Jeremy Corbyn and Theresa May faced a live TV grilling broadcast on Sky and Channel 4. One of them repeated a series of non-coherent sentences that seemed to have little correlation with the questions asked, had the audience laughing in sheer disbelief, and bored many in the audience into a comatose: and the other was a buoyant, warm, composed Jeremy Corbyn, spreading his message of hope for a better, fairer country in the face of what seemed unfair questioning.
Theresa May’s first question came from a police officer, who wanted to know what she was doing about police cuts. “It’s very clear,” she said, before stringing together a series of words which bared little relevance to the question. The rest of the interview with the Supreme Leader, conducted by Jeremy Paxman, largely let her off the hook, as she went round and round the houses, never really pushed for a real answer. A man was caught mouthing “bollocks, absolute bollocks” on camera – a feeling that many of us in the country share whenever Chairman May opens her nonsensical, disingenuous, hypocritical mouth.
Jeremy Corbyn showed why so many are warming to him, he was composed throughout with a genuine air, a hint of humour and a thoroughly likeable demeanour and answered questions head on in a sensible fashion, rather than resorting to rhetoric, sensationalism and personal attacks. Answering a question about leadership, he told the audience that leadership was as much about using your ears and listening as it was about using your mouth. He faced a grilling from Jeremy Paxman, who seemed determined to rile him by interrupting approximately every five seconds, but quickly had the audience on his side. Paxman’s questions were often completely irrelevant and puerile.
Corbyn’s positions are his positions, nobody seems clear what May’s positions are as she constantly flip flops – the only thing that seems consistent about May is her inconsistency.
Theresa May insisted that no Brexit deal is better than a bad deal, this comes in contrast to her insistence that we must get the right deal, or face the consequences, and of course not too long after insisting that Brexit would be “dangerous” and a “leap in the dark” for Britain. So is no deal the right deal? But wasn’t no deal a bad deal not too long ago? After all “Brexit means Brexit” and its going to be “red, white and blue”. So everything will be okay, right?
Theresa May is running round in circles, making meaningless statements. “You’ve basically changed your mind about everything,” Paxman concluded after reading out a list of May’s U-turns.
No doubt if you open the Telegraph, Express or the Mail today you will read how May wiped the floor with Corbyn – the truth couldn’t be more different.

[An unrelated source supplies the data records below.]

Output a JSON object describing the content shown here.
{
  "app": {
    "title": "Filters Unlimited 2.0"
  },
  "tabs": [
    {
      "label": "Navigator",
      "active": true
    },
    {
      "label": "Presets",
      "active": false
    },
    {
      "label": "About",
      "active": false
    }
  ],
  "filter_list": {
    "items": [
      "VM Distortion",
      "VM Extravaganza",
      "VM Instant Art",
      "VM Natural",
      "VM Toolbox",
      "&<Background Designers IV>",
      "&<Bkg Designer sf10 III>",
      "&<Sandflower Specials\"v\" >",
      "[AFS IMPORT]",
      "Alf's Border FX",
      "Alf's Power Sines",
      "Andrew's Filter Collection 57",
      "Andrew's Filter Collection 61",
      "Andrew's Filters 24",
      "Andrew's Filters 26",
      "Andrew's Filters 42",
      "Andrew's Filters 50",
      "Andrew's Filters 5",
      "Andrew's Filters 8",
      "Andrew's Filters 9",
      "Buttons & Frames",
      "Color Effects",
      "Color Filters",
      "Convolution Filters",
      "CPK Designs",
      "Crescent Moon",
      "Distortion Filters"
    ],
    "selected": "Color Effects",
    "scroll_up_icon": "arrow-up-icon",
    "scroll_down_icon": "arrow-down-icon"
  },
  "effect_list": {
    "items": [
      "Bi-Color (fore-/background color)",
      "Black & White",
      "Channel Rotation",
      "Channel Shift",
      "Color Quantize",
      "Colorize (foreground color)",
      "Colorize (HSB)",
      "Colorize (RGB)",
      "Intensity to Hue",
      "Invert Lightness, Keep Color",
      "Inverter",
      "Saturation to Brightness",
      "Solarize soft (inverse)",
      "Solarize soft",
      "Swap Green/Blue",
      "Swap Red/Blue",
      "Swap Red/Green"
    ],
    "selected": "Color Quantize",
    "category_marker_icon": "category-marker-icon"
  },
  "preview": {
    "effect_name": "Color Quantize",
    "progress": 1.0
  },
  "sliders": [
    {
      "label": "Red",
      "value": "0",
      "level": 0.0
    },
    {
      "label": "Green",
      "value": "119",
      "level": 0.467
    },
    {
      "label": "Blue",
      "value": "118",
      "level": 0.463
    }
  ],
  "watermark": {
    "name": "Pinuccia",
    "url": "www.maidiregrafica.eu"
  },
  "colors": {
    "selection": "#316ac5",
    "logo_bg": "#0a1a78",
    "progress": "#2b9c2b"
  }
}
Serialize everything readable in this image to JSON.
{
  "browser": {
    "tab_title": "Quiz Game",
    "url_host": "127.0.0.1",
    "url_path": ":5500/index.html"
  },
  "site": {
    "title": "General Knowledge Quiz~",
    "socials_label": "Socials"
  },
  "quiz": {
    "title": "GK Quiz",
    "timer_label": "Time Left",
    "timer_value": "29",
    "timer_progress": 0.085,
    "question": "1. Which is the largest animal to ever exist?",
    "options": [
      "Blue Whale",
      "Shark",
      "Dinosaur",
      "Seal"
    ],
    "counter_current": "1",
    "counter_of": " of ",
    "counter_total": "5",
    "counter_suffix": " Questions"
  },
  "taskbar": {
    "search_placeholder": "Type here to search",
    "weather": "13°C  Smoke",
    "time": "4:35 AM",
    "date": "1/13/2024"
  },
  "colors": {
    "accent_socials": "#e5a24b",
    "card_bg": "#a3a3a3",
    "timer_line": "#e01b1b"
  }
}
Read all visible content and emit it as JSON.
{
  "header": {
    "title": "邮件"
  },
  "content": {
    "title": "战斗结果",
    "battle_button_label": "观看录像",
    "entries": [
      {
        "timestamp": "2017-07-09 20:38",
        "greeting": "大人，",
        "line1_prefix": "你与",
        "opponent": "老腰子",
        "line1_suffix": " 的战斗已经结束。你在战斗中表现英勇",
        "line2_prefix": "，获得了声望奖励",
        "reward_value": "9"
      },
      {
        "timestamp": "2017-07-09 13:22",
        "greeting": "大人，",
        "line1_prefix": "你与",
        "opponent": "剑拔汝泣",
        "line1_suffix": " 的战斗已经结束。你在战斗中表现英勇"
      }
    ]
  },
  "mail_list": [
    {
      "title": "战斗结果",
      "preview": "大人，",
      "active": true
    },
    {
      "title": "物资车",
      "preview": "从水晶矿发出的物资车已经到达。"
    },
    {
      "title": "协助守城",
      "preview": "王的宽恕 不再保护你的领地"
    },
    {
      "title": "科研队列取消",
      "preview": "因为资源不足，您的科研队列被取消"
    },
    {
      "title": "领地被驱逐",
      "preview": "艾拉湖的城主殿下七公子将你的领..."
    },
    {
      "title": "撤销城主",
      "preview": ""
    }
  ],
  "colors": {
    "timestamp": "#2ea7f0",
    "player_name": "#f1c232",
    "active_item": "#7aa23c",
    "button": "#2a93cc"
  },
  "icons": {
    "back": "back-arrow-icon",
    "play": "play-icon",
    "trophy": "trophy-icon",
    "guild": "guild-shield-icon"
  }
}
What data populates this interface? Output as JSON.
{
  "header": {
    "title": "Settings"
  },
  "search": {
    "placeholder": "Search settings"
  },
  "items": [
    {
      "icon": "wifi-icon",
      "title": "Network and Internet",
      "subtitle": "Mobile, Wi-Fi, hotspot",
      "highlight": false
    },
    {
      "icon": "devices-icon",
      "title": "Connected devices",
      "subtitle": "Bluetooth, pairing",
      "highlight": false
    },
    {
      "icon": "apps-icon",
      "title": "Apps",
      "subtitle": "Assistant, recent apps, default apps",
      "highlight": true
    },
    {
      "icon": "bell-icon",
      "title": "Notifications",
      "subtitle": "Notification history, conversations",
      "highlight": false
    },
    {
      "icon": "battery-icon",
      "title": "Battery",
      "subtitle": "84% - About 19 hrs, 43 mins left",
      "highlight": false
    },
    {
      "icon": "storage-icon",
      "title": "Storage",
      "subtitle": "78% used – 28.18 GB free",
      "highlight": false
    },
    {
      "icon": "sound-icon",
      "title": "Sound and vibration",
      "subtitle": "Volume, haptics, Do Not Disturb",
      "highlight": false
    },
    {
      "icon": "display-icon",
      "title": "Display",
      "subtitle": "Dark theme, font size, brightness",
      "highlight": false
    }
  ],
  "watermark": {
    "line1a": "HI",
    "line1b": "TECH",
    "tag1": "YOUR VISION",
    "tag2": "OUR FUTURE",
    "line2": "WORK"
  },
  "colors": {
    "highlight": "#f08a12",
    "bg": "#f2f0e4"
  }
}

The Tories are losing their grip on the agenda, they have resorted to attempting to spread panic and the use of baseless personal attacks.
Indeed, in trying to deflect from May’s inadequacy and Corbyn’s rising public opinion ratings, The Mail and Express have chosen today to publish a blatant lie that Labour plan to introduce a “garden tax”, this shows the level of panic within the Tory and establishment ranks. They are out in full scaremongering force. Chief campaign advisor Lynton Crosby, with the help of Rupert Murdoch and friends, is not so much throwing dead cats on the table this time around, more throwing dead leopards, tigers, foxes and any other creature he can get his hands on.
Responding to the public’s questions on the dementia tax, school funding, NHS funding and Brexit, Theresa May filled the time with dead air. The existential despair of listening to her seems to be grinding the patience of even traditional Conservative voters. The woman who has made the election into a battle of personality seems to have forgotten one thing: she seems to lack any semblance of personality. Corbyn has more charisma than May could ever hope for – no surprise that she has refused to debate him head to head.
When was the last time you heard a Prime-Minister repeatedly laughed at, jeered, and heckled on national television by a representative studio audience?
This is the same May that claims she is the only credible option to negotiate our exit from the EU. I would suggest that negotiations are not best undertaken by attempted blackmail, as May has threatening to turn the UK into a low paid, low employment right, poverty ridden, tax haven on the shores of Europe. It is not best conducted by accusing the negotiating partner of trying to interfere in your democratic process, as May has. And it is not best conducted by insisting that you are “bloody difficult” to negotiate with. She is making us the laughing stock of Europe.
May hoped to spend this election hiding from the public and media scrutiny as much as possible, no debate is better than a bad debate – but she couldn’t hide forever. The public has now well and truly seen her for what she really is.
May doesn’t hold the answers we need on either a national or international basis. This country is crying out for change. Jeremy Corbyn can provide the leadership we crave and the change we need.
Statesmanlike, willing to listen and engage in rational discussion, Corbyn is the man we need in charge as we negotiate our exit from the European Union and to forge a new path for this nation. Corbyn’s warmth and empathy rather than May’s witless scaremongering tactics will get the best deal for this country.